I chose to give my full notice in that review, before my manager’s vacation. The next day, the company’s owner told me that I’d ruined my manager’s vacation and I should just leave without finishing my two weeks.
So much for doing the right thing.
The next time I quit a job, I found myself in a similar boat. I left that first dream job to go to graduate school, so I knew for a few months that I’d be leaving. I was heartbroken to give up my job that I truly loved, but I felt that God had given me an amazing opportunity I’d be foolish to ignore.
It was hard to keep my impending exit a secret, but what complicated matters was the possibility of a training conference. My boss, unaware that I wouldn’t be with the organization much longer, was considering sending me to a conference before the time I’d leave.

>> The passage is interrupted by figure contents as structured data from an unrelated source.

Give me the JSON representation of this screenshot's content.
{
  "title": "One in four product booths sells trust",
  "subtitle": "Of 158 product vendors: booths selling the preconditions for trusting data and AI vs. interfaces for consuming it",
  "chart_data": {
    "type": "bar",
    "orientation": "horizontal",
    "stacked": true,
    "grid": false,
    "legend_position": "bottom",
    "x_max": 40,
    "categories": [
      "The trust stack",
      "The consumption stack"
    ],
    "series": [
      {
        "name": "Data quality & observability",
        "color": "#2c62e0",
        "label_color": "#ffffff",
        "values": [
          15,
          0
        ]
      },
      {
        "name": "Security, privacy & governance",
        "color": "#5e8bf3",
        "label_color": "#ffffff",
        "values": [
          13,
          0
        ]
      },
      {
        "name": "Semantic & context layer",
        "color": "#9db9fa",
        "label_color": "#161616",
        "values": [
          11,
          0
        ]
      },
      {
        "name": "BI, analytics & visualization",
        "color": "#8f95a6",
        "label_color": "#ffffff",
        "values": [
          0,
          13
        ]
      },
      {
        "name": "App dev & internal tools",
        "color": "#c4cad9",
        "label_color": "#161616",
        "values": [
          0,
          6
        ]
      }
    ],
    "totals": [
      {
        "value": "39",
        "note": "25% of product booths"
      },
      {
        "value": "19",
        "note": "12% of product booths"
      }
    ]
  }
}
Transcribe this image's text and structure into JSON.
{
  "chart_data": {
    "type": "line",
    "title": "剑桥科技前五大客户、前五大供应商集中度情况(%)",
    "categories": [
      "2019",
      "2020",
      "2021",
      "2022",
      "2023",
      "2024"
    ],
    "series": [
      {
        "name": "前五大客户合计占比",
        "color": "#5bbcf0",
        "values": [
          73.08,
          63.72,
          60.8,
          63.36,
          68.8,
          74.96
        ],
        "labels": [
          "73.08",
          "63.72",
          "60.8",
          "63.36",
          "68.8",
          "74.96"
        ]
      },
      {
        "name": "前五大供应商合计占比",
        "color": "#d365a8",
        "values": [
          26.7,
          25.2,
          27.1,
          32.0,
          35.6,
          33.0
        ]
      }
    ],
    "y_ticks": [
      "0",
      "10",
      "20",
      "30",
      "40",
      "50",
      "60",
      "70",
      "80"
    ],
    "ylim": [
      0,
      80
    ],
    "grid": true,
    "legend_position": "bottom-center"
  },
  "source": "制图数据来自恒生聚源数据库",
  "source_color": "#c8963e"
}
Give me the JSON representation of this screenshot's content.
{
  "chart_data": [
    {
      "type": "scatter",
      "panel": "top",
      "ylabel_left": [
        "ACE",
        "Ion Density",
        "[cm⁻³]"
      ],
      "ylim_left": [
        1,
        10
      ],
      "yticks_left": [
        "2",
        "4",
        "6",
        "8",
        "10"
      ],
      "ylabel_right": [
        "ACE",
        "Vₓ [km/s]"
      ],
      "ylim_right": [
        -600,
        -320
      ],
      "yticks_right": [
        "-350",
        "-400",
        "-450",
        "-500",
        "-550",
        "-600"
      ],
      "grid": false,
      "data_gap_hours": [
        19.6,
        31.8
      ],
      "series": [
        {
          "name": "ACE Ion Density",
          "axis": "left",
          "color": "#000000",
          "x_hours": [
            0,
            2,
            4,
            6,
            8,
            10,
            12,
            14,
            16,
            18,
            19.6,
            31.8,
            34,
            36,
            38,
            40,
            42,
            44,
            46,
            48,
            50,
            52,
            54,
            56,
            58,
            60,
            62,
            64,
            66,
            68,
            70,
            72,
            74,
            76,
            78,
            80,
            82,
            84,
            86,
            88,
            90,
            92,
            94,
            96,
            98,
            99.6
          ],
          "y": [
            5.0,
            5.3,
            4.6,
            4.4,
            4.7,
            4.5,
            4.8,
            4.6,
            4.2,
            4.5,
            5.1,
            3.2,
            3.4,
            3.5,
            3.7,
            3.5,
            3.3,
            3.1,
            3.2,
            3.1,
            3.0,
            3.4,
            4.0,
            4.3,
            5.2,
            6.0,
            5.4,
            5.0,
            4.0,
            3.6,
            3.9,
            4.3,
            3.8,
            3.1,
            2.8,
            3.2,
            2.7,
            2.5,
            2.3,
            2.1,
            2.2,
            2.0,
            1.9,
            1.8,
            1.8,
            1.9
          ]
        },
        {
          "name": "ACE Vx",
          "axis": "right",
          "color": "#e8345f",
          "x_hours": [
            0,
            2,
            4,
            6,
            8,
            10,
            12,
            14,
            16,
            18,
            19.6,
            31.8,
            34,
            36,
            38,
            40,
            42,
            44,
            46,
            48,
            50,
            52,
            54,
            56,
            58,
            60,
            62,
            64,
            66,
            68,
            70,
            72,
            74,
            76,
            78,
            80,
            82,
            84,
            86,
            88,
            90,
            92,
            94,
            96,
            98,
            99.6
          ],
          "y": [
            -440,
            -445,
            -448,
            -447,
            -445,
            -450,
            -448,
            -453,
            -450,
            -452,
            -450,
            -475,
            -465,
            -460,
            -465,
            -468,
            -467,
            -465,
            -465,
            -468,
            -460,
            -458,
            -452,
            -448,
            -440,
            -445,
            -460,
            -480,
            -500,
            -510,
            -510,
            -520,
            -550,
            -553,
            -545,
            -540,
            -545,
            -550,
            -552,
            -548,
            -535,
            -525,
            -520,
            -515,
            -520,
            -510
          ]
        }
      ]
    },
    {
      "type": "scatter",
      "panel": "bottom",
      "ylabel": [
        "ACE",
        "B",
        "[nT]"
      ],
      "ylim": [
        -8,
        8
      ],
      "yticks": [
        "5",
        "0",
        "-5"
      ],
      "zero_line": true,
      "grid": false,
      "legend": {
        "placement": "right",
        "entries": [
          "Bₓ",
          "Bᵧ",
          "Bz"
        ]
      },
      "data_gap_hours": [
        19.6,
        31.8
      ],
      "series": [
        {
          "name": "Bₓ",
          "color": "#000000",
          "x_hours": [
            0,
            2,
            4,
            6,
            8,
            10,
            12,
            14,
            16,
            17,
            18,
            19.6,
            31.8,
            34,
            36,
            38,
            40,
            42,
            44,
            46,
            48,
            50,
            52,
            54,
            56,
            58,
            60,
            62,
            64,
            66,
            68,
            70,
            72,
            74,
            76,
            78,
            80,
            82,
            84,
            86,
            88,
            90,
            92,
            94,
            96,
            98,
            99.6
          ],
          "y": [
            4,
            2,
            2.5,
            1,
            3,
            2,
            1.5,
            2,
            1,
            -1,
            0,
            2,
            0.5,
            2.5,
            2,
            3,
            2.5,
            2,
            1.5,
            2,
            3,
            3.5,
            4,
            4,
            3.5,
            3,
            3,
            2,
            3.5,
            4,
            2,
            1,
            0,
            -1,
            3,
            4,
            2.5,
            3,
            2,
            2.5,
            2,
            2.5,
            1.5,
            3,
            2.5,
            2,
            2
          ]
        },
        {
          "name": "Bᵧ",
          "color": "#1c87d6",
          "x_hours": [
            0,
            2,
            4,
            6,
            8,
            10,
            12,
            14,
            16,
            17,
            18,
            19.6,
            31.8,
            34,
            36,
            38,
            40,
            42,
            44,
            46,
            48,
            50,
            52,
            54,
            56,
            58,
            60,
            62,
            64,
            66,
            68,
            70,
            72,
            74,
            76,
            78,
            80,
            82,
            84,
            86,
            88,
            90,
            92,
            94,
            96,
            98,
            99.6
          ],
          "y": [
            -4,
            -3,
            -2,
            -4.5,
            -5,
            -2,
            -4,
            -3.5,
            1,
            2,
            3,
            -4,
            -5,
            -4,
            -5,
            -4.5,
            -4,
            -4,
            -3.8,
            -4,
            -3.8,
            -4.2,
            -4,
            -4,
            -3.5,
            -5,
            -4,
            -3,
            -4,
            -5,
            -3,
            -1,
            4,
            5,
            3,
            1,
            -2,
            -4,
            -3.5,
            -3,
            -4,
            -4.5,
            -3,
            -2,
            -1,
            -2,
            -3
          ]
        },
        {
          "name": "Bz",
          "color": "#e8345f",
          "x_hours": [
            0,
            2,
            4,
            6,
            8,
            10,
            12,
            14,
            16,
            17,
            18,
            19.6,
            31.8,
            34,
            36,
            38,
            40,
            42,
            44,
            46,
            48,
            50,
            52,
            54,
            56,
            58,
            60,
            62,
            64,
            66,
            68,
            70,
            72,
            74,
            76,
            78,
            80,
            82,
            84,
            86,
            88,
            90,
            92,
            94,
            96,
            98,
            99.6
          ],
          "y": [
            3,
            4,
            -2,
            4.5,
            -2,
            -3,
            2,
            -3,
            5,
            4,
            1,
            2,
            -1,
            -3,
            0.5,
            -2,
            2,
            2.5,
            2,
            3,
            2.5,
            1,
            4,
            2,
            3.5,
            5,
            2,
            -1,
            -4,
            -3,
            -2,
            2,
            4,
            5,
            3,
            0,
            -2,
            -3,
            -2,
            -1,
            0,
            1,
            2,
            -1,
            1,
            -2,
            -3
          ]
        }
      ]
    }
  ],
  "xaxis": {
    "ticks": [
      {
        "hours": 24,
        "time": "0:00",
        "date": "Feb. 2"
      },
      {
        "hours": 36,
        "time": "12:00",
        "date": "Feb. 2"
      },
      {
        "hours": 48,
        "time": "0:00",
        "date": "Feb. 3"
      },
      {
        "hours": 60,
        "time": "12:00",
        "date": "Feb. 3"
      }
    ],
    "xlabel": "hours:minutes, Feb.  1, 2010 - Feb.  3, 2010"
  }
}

I didn’t feel right spending the organization’s money when I knew I wouldn’t be using that training, so I ended up giving nine weeks’ notice. [And returning after one semester of graduate school, but that’s a story for another time!]
Since then, I’ve written several resignation letters and left several jobs. The process is different every time, and so are my feelings surrounding it.
When I left grad school (and my teaching commitment), I felt like a failure.
When I left that first non-profit job (for good), I felt like a failure again. And angry. And scared.
When I left my first advertising agency job, I felt relief.
When I left my second agency job, I was disappointed and confused. And excited.
Have you quit many jobs? How did you feel?
Photos from the 2002 movie that Smitty hated but I loved (despite its incorrect title punctuation), Two Weeks Notice.